1994 brought with it the Aura Interactor, marketed as "virtual reality game wear." The idea of the device was that kicks, punches, and shots in video games would be transmitted to the Interactor in such a way that the wearer would feel them. In reality, the vest was essentially a glorified speaker that translated bass into rumbling. Think of it like a vest-shaped Rumble Pak and you're not far off.
As you might have noticed, a number of these peripherals date back to the '80s and '90s. That doesn't mean there weren't terrible decisions made in the aughts. Guitar Hero: On Tour for the Nintendo DS included this awkward grip featuring four buttons in 2008. It clips into the GBA port on the DS and requires players to hold the system sideways in a weird open-palm manner just to use. It made playing fake guitar feel harder than just, you know, actually playing guitar.

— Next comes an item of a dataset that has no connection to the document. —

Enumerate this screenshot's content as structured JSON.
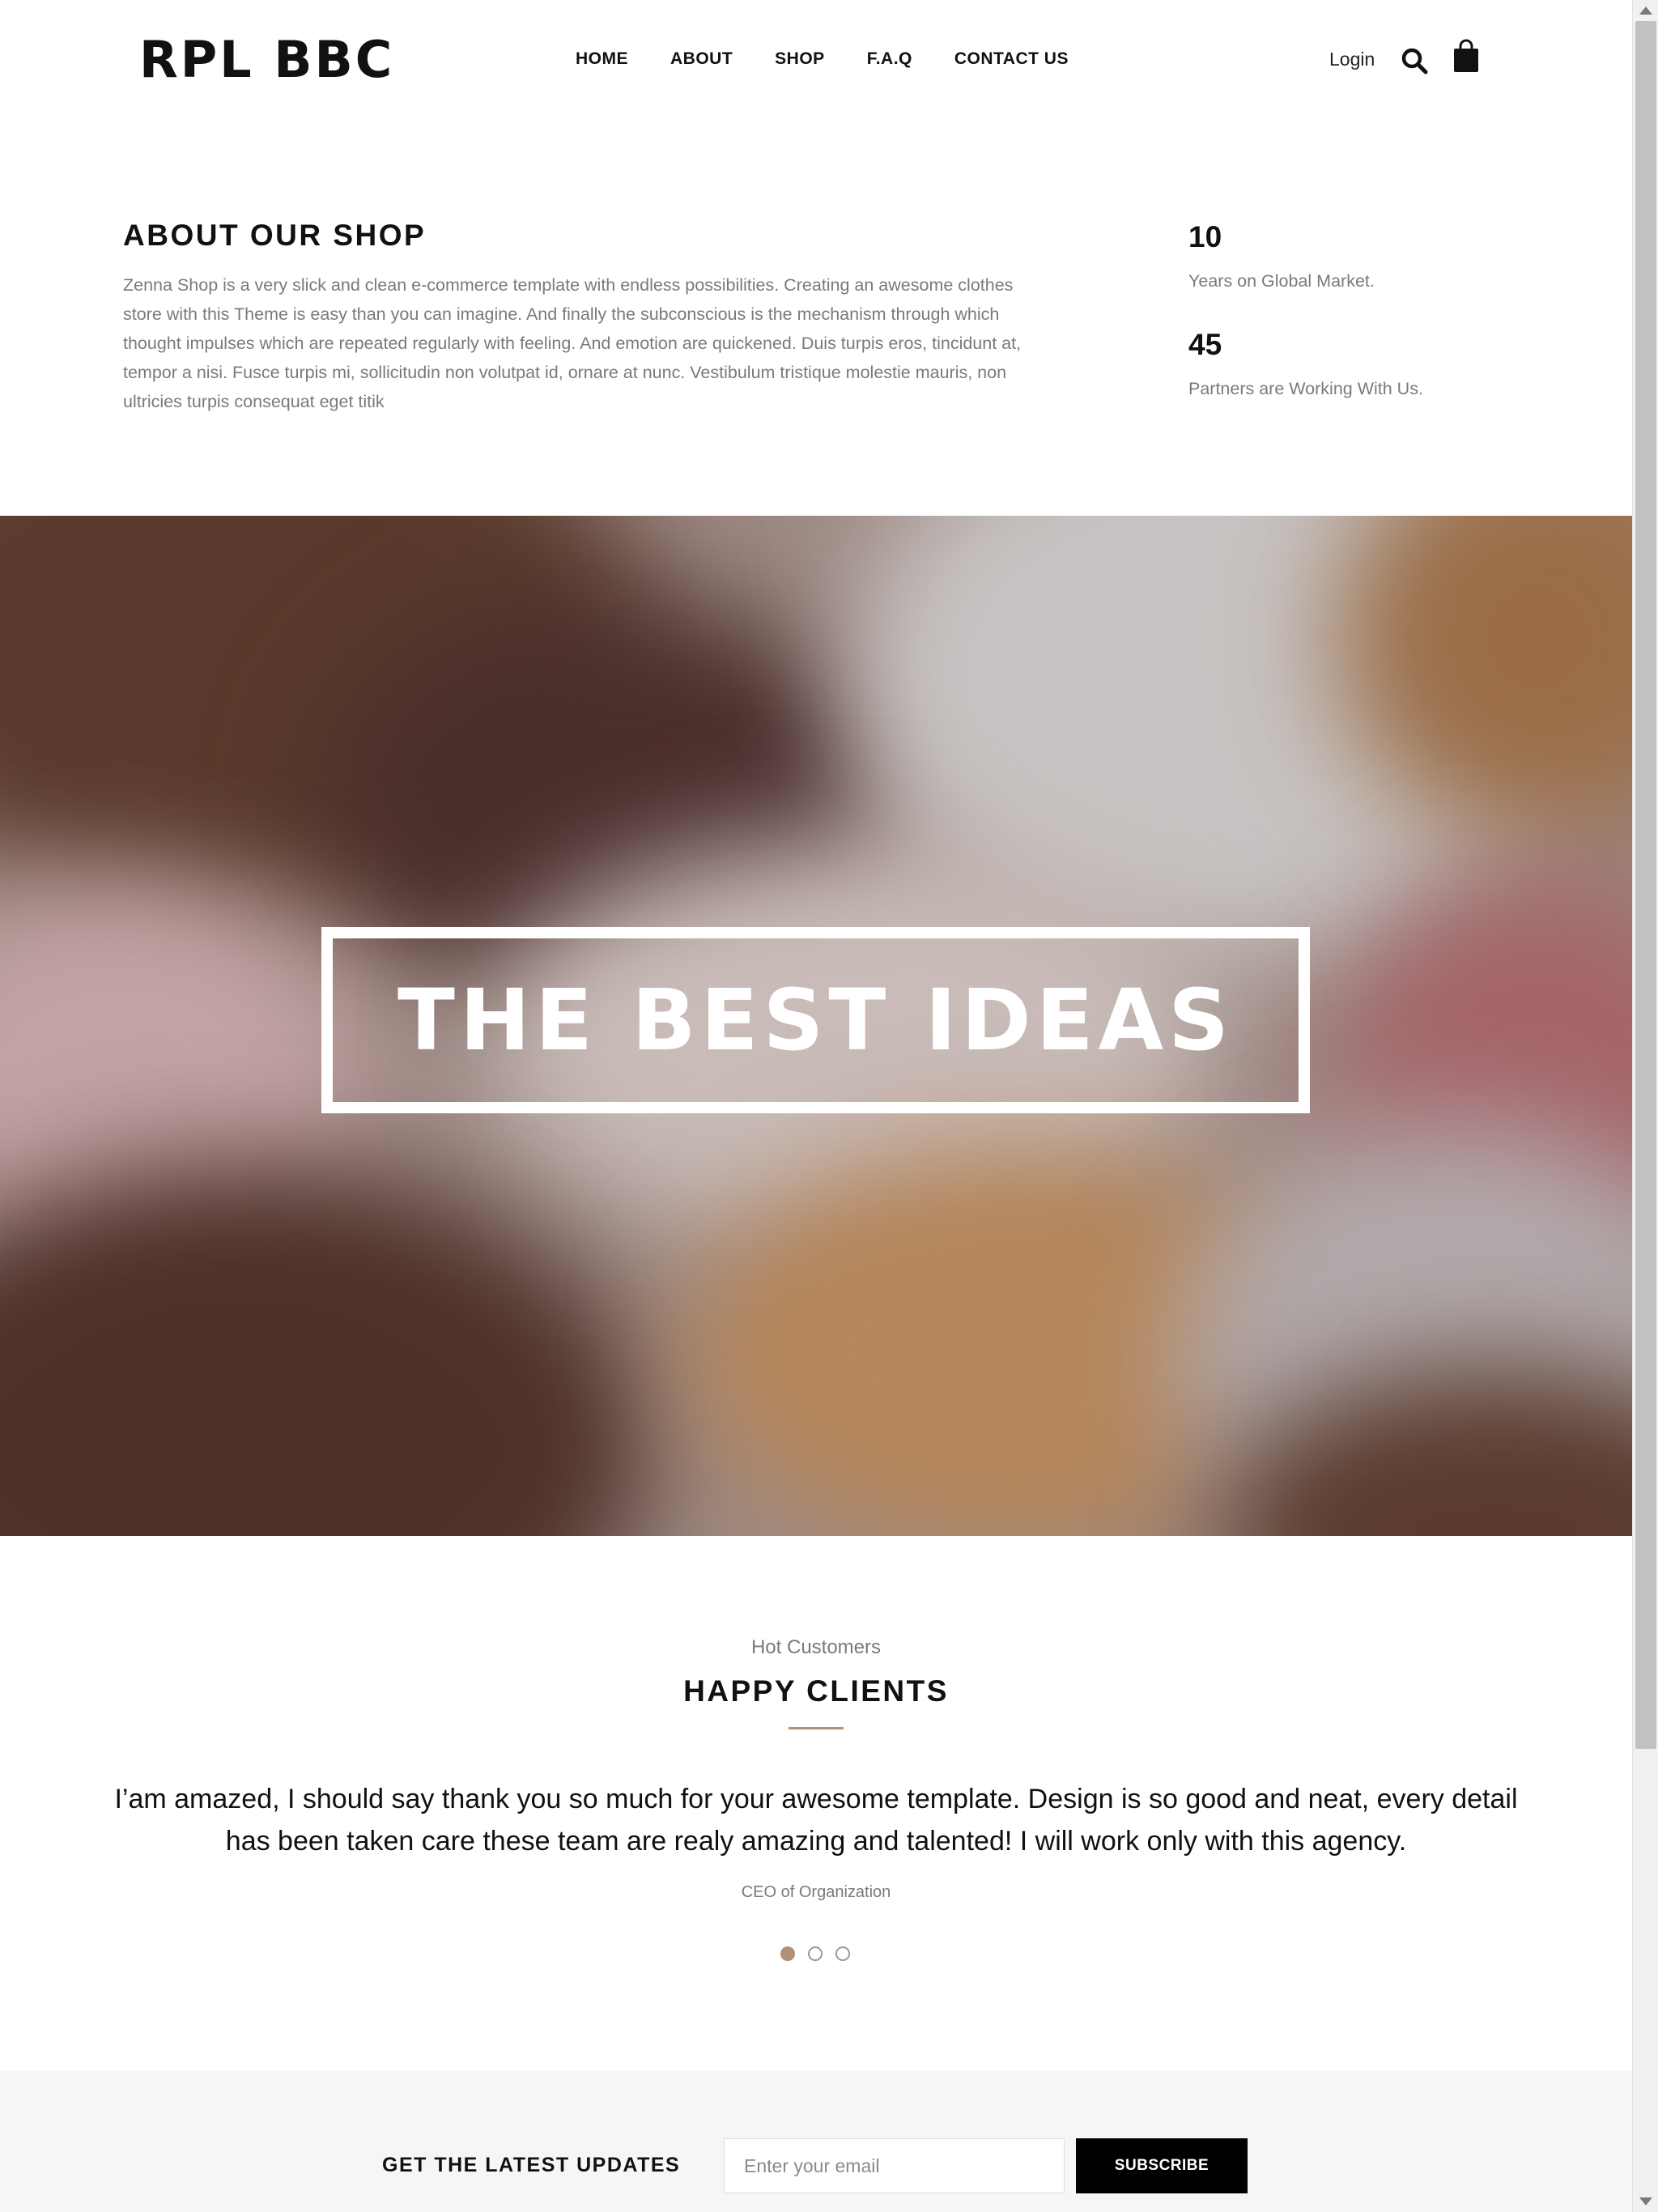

The poor Joyboard for the Atari 2600 only got one game, Mogul Maniac, back in 1982. It is essentially a balance board, controlled by leaning in one direction or another. Folks that are actually aware of both tend to compare it to the Wii's Balance Board, though the Wii accessory was much more advanced. With just one game and not being much more than a glorified joystick, the Joyboard soon tilted into oblivion.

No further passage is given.